Teço algumas considerações sobre a percepção das redes sociais diante de um habeas corpus dramático que não foi cumprido e sobre as temporalidades envolvidas na absorção da questão e todas as suas idas e vindas num domingo que ainda não terminou. 

A primeira delas é que celebrar a decisão de um desembargador soberano, de posse de sua atribuições institucionais, seria ter a doce companhia da lei diante da percepção do mundo social. Estranha sensação. Se as pessoas não respeitam a lei, terei de aceitar isso como realidade insofismável?

A segunda consideração é que não acho razoável travar uma competição para adivinhar o futuro (a vertigem fracassada de se esperar uma decisão favorável a Lula e o ceticismo vitorioso de se celebrar o próprio prognóstico pessimista e desiludido). Acho que o interessante é travar uma relação com a leitura do presente.
Acho que prever o futuro ou tentar prever o futuro é um grande desperdício de tempo. Sentir-se vitorioso porque “acertou” uma previsão talvez seja, como diria Nelson Rodrigues, uma das piores formas de solidão. Brincar com isso é divertido. Fazer disso uma profissão de fé é constrangedor.
O país inteiro está aprisionado nesse limbo mental que é tentar adivinhar “o que vai acontecer”. É por isso que a paralisia não cessa. Pensar demais no futuro, no prognóstico, é permanecer parado no tempo, sempre atrás da realidade (que nunca chega), É semiótico, é psíquico, e lógico, é linguístico.
É a nossa prisão.
Vejo muita gente presa nessa ‘usina de paralisia’, até quem deveria se libertar do vício para buscar a libertação concreta e definitiva de Lula.

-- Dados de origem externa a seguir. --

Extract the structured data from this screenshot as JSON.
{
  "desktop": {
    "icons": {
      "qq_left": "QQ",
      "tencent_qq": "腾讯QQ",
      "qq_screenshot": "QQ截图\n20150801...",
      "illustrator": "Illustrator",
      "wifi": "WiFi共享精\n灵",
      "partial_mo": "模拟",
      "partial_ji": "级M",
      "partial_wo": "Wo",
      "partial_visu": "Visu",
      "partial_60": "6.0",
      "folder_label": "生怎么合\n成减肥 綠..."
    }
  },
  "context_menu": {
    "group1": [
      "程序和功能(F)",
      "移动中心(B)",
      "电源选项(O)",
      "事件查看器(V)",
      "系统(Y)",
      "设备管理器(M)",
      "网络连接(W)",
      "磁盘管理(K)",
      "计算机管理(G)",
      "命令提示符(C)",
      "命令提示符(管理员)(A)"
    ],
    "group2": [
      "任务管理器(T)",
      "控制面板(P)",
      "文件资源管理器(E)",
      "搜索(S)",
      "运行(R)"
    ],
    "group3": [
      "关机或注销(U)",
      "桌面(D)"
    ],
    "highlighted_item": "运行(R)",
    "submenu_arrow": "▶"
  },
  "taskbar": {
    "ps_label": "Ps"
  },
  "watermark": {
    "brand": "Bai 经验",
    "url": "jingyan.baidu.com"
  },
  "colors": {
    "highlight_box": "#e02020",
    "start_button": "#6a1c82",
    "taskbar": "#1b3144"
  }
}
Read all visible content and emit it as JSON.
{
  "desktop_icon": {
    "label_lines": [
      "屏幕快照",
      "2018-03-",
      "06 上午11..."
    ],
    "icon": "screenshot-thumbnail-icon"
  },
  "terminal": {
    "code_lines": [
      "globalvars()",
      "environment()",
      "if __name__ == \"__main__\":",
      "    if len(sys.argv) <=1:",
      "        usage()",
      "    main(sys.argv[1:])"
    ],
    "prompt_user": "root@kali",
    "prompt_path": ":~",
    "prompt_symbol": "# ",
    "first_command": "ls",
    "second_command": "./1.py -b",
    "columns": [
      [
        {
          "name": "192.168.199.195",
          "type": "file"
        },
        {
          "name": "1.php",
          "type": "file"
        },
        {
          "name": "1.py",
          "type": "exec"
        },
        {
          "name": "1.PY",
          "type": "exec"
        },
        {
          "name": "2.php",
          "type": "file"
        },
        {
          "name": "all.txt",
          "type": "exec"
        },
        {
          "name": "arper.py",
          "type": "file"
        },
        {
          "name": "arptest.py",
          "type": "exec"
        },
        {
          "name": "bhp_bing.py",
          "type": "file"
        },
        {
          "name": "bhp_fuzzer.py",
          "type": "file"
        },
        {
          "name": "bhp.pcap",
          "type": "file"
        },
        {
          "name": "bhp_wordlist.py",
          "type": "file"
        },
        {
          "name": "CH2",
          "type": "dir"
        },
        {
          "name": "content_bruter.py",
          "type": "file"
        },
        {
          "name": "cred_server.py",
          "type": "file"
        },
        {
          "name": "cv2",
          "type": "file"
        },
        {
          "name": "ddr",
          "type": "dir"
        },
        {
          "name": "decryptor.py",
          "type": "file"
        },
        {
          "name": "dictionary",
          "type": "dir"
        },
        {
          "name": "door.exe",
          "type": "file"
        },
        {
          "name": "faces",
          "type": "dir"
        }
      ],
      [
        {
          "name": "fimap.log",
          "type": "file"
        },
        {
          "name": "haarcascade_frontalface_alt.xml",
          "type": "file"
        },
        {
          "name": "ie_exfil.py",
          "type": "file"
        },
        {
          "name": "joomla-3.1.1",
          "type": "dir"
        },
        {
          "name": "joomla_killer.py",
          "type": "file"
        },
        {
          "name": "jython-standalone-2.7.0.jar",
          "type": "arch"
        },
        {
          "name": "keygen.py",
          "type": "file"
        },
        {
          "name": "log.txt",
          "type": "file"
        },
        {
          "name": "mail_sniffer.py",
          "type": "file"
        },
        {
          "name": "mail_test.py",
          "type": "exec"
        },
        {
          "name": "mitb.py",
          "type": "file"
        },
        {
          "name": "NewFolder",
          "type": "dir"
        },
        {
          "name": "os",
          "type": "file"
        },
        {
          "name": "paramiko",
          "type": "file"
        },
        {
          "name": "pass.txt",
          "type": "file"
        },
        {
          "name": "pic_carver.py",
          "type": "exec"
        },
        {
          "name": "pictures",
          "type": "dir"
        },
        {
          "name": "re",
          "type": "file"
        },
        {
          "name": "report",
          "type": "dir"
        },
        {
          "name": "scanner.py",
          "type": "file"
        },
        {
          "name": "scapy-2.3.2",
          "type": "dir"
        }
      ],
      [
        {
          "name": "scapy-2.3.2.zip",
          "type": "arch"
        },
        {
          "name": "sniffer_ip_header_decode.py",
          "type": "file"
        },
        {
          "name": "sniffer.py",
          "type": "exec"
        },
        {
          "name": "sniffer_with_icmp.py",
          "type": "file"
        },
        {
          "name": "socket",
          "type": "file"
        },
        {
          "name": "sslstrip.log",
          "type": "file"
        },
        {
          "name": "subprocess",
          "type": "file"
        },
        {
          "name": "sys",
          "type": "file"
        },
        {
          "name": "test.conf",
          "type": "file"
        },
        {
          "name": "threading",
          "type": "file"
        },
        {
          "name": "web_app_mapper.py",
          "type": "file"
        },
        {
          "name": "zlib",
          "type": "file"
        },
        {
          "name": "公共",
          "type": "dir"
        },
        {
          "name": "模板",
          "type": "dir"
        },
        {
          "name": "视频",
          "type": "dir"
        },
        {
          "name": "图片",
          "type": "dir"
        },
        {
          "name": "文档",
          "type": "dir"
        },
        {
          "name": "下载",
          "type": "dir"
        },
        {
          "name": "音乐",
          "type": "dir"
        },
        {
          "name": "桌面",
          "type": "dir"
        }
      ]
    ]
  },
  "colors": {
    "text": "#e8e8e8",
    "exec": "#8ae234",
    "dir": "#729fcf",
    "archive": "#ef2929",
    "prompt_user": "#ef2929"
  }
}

O futuro não se ‘acerta’, o futuro se faz.
De modo que a “esperança” que parece habitar o coração de uns é apenas efeito de uma relação diferente com as temporalidades, com o presente, nada mais.
A ansiedade das pessoas é tanta, que quando elas se deparam com alguém de posse de relativa estabilidade temporal, indiferente a competições de previsão e à loteria dos prognósticos, a impressão é de conforto.
Mas é também mais que isso. A sensação passa a ser a de que essa estabilidade é um 'núcleo de premonição', tamanha é a necessidade que os espíritos ansiosos têm dessa lógica e desse regime de sentidos.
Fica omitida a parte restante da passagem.